Every time someone says there's a limit, they are proved invariably wrong because they always confuse the current trajectory with a physical law.
Maybe. Or maybe some limits are physical laws, and the people who point them out aren't pessimists — they're physicists. The history of technology is full of both: limits that turned out to be temporary engineering problems, and limits that turned out to be thermodynamics. The trouble is that investors can't tell the difference. And they don't need to — because by the time the answer is clear, they've already moved their money to the next balloon.
Here's what I keep coming back to.
The "it's a bubble" people are right about the money. The "it works" people are right about the technology. The "it'll be fine" people are right about the pattern. None of them are talking to each other.
And if you think the disagreement is just civilians being loud — it isn't. Yann LeCun, one of the three people who won the Turing Award for inventing deep learning, has spent the last two years publicly arguing that autoregressive LLMs are a dead end, that they'll never truly understand the world, that we need an entirely different architecture. Geoffrey Hinton, another of those three Turing Award winners, believes the models already understand more than we think, and that the real problem isn't capability — it's that we're building something we might not be able to control. These two built the field. They mentored the people who run it. And they can't agree on whether the thing they created works.
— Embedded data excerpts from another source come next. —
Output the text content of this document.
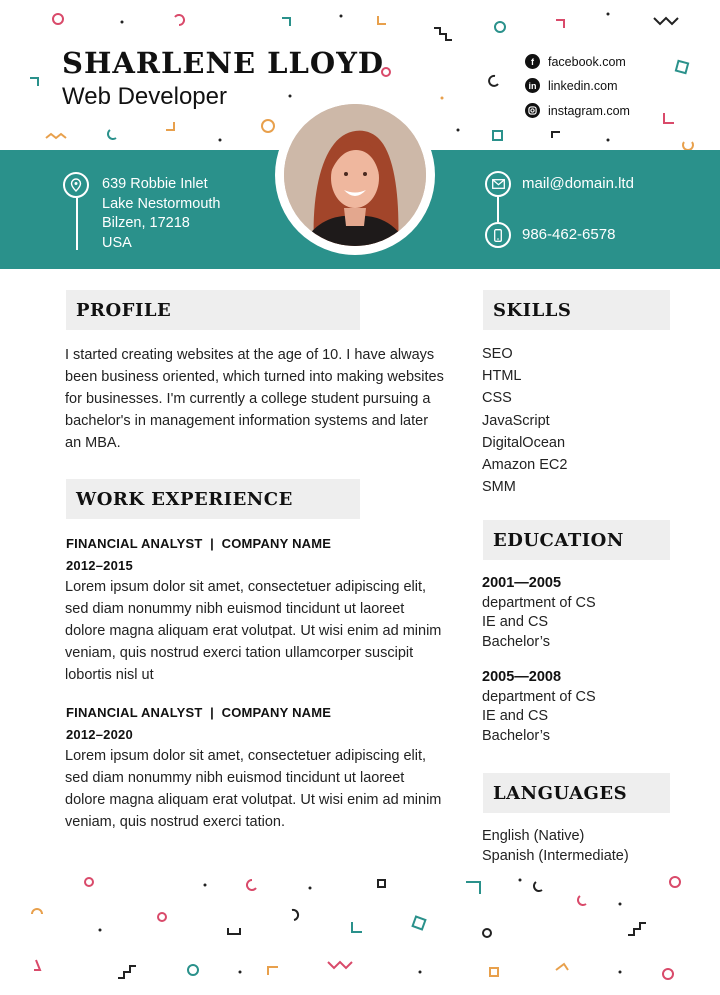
SHARLENE LLOYD
Web Developer
f	facebook.com
in linkedin.com
instagram.com
639 Robbie Inlet
Lake Nestormouth
Bilzen, 17218
USA
mail@domain.ltd
986-462-6578
PROFILE
I started creating websites at the age of 10. I have always been business oriented, which turned into making websites for businesses. I'm currently a college student pursuing a bachelor's in management information systems and later an MBA.
WORK EXPERIENCE
FINANCIAL ANALYST  |  COMPANY NAME
2012–2015
Lorem ipsum dolor sit amet, consectetuer adipiscing elit, sed diam nonummy nibh euismod tincidunt ut laoreet dolore magna aliquam erat volutpat. Ut wisi enim ad minim veniam, quis nostrud exerci tation ullamcorper suscipit lobortis nisl ut
FINANCIAL ANALYST  |  COMPANY NAME
2012–2020
Lorem ipsum dolor sit amet, consectetuer adipiscing elit, sed diam nonummy nibh euismod tincidunt ut laoreet dolore magna aliquam erat volutpat. Ut wisi enim ad minim veniam, quis nostrud exerci tation.
SKILLS
SEO
HTML
CSS
JavaScript
DigitalOcean
Amazon EC2
SMM
EDUCATION
2001—2005
department of CS
IE and CS
Bachelor’s
2005—2008
department of CS
IE and CS
Bachelor’s
LANGUAGES
English (Native)
Spanish (Intermediate)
If the founders of deep learning can't settle this over dinner, maybe nobody on LinkedIn is going to crack it in a carousel post.
The bubble will pop. Some companies will die. Some investors will lose badly. The financial correction will be painful and someone on LinkedIn will call it "unexpected." The junior engineers who got squeezed out during the frenzy will be the collateral damage that nobody discusses at the conferences. And somewhere, a creative mind who lost hope during the gold rush will read a headline about the crash and feel nothing, because the damage was already done before the price corrected.
And then — because this is how it always goes — the people who actually understand the technology will keep building. The useful tools will keep working. The hype layer will burn off like morning fog, and underneath it will be something genuinely transformative, built by people who were too busy shipping to have opinions about whether it was a bubble.
My stocks might be down 40% by then. My tools will still work. And the next hot take will be about quantum.